Se pose ici encore la question de qui doit décider de ma culture. Au nom de ma culture provençale dois-je ignorer le kebab ? Jouer à la pétanque et pas au tennis ? Boire du pastis et pas de la bière ? Parce que je ne suis pas « occidental », dois-je refuser d’utiliser un téléphone portable ou de porter un jeans ? On le voit : c’est ici l’individu qui a la faculté de raison pour juger s’il ou elle peut intégrer des éléments culturels venus de l’extérieur de sa culture « prédéfinie » par la collectivité, en fonction de la valeur qu’il ou elle accorde à ces éléments extérieurs. Ce n’est ni au sociologue ni au touriste de juger si un Masaï peut se servir d’un cellulaire. Ce n’est pas à José Bové de décider si je dois manger ou pas un hamburger.
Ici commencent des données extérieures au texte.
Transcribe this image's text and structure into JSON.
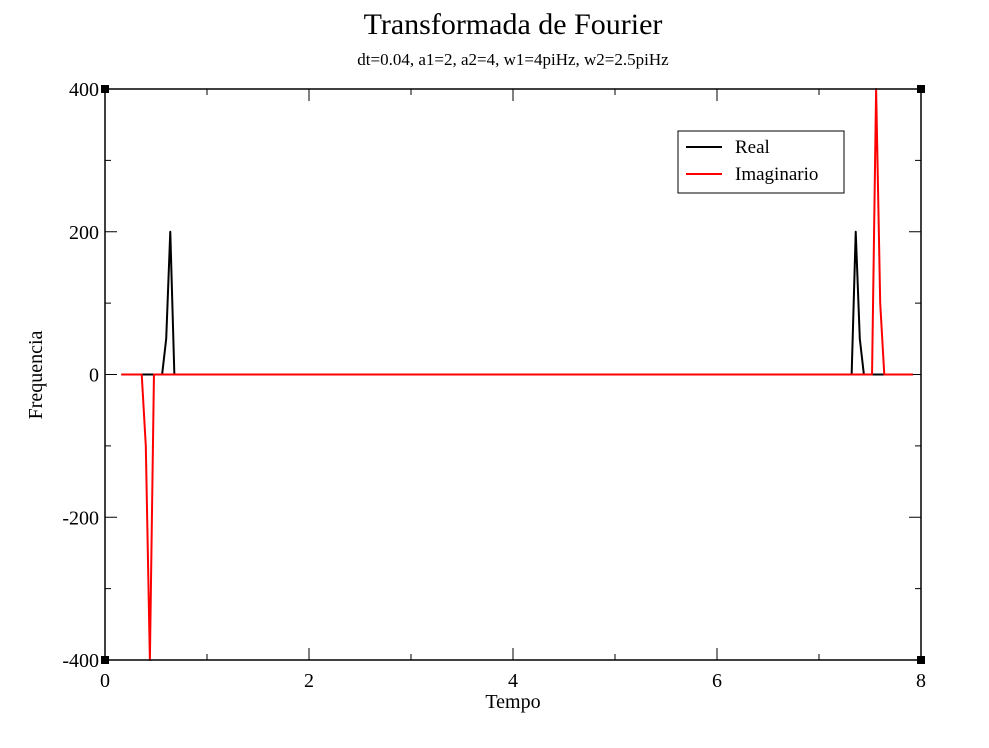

Méfions-nous donc de ces jugements de valeur en apparence scientifiques et « évidents », mais qui participent en réalité d’une dictature intellectuelle.
Que certaines pratiques importées par le biais de la mondialisation soient stupides, coûteuses, malsaines etc. qui oserait remettre cela en question ? (Le problème du respect des droits est une question séparée, même si elle est fondamentale). Mais la mondialisation permet d’abord aux hommes de s’enrichir, d’apprendre les uns des autres, et, élément souvent oublié, de vivre plus facilement ensemble : l’échange crée la tolérance, il pacifie les relations entre les hommes, il est la condition du cosmopolitanisme. Relisons Voltaire et Montesquieu.